IX. Masalah Psikososial dan Lingkungan
Data didapatkan melalui wawancara pada kilen atau keluarganya. Pada tiap masalah yang dimiliki klien beri uraian spesifik, singkat dan jelas.
X. Pengetahuan
Data didapatkan melalui wawancara pada klien. Pada tiap item yang dimiliki oleh klien simpulkan dalam masalah.
XI. Aspek Medik
Tuliskan diagnosa medik klien yang telah dirumuskan oleh dokter yang merawat. Tuliskan obat-obatan klien saat ini, baik obat fisik, psikofarmaka dan terapi lain.
XII. Daftar Diagnosis Keperawatan
1. Rumuskan diagnosis dengan rumusan P (permasalahan) dan E (etiologi) berdasarkan pohon masalah
2. Urutkan diagnosis sesuai dengan prioritas.
Pada akhir pengkajian, tulis tempat dan tanggal pengkajian serta tanda tangan dan nama jelas mahasiswa.
PETUNJUK TEKNIS PENGISIAN CATATAN KEPERAWATAN – PIE
1. Pengisian nama, no register, nomer kamar dan diagnosa medis
2. Pemilihan problem sesuai dengan masalah aktual pada pasien sesuai dengan SAKyang sudah tersedia
3. Pengisian B / D dilingkari pada pilihan yang sesuai dengan keadaan pasien dan apabila tidak ada pada pilihan maka ditulis pada tempat yang kosong
4. Tujuan sesuai dengan SAK
5. Kriteria hasil sesuai dengan SAK dan dapat ditambahkan sesuai keadaan pasien bila perlu.
6. Pengisian kolom intervensi dengan memberi tanda Ö pada poin intervensi yang dilakukan.

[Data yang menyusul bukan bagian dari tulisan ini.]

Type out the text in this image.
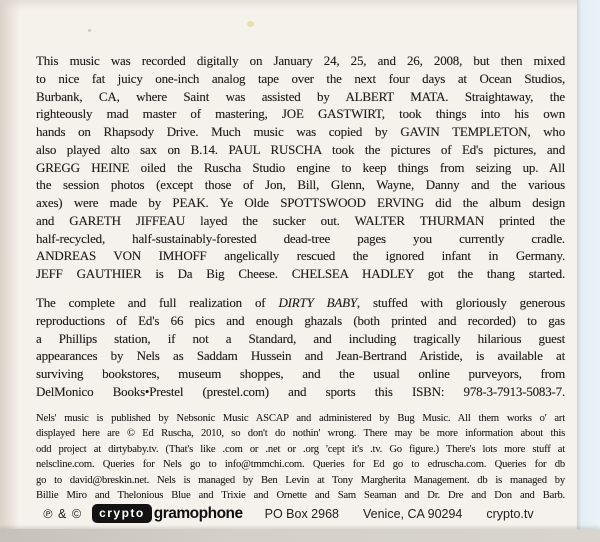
This music was recorded digitally on January 24, 25, and 26, 2008, but then mixed
to nice fat juicy one-inch analog tape over the next four days at Ocean Studios,
Burbank, CA, where Saint was assisted by ALBERT MATA. Straightaway, the
righteously mad master of mastering, JOE GASTWIRT, took things into his own
hands on Rhapsody Drive. Much music was copied by GAVIN TEMPLETON, who
also played alto sax on B.14. PAUL RUSCHA took the pictures of Ed's pictures, and
GREGG HEINE oiled the Ruscha Studio engine to keep things from seizing up. All
the session photos (except those of Jon, Bill, Glenn, Wayne, Danny and the various
axes) were made by PEAK. Ye Olde SPOTTSWOOD ERVING did the album design
and GARETH JIFFEAU layed the sucker out. WALTER THURMAN printed the
half-recycled, half-sustainably-forested dead-tree pages you currently cradle.
ANDREAS VON IMHOFF angelically rescued the ignored infant in Germany.
JEFF GAUTHIER is Da Big Cheese. CHELSEA HADLEY got the thang started.
The complete and full realization of DIRTY BABY, stuffed with gloriously generous
reproductions of Ed's 66 pics and enough ghazals (both printed and recorded) to gas
a Phillips station, if not a Standard, and including tragically hilarious guest
appearances by Nels as Saddam Hussein and Jean-Bertrand Aristide, is available at
surviving bookstores, museum shoppes, and the usual online purveyors, from
DelMonico Books•Prestel (prestel.com) and sports this ISBN: 978-3-7913-5083-7.
Nels' music is published by Nebsonic Music ASCAP and administered by Bug Music. All them works o' art
displayed here are © Ed Ruscha, 2010, so don't do nothin' wrong. There may be more information about this
odd project at dirtybaby.tv. (That's like .com or .net or .org 'cept it's .tv. Go figure.) There's lots more stuff at
nelscline.com. Queries for Nels go to info@tmmchi.com. Queries for Ed go to edruscha.com. Queries for db
go to david@breskin.net. Nels is managed by Ben Levin at Tony Margherita Management. db is managed by
Billie Miro and Thelonious Blue and Trixie and Ornette and Sam Seaman and Dr. Dre and Don and Barb.
℗ & ©	crypto gramophone PO Box 2968 Venice, CA 90294 crypto.tv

7. Pengisian waktu untuk intervensi pada tanda (tiap…………) disesuaikan dengan kondisi pasien dan tindakan keperawatan yang dilakukan.
8. Intervensi dapat ditambahkan bila perlu.
9. Pengisian kolom evaluasi dilakukan setiap akhir dinas (Pagi,Siang, Malam)
10. Kolom jam diisi berdasarkan waktu pelaksanaan evaluasi .
11. Kolom evaluasi diisi berdasarkan SOAP.
12. Kolom paraf diisi oleh perawat primer yang bertanggung jawab pada pasien saat itu.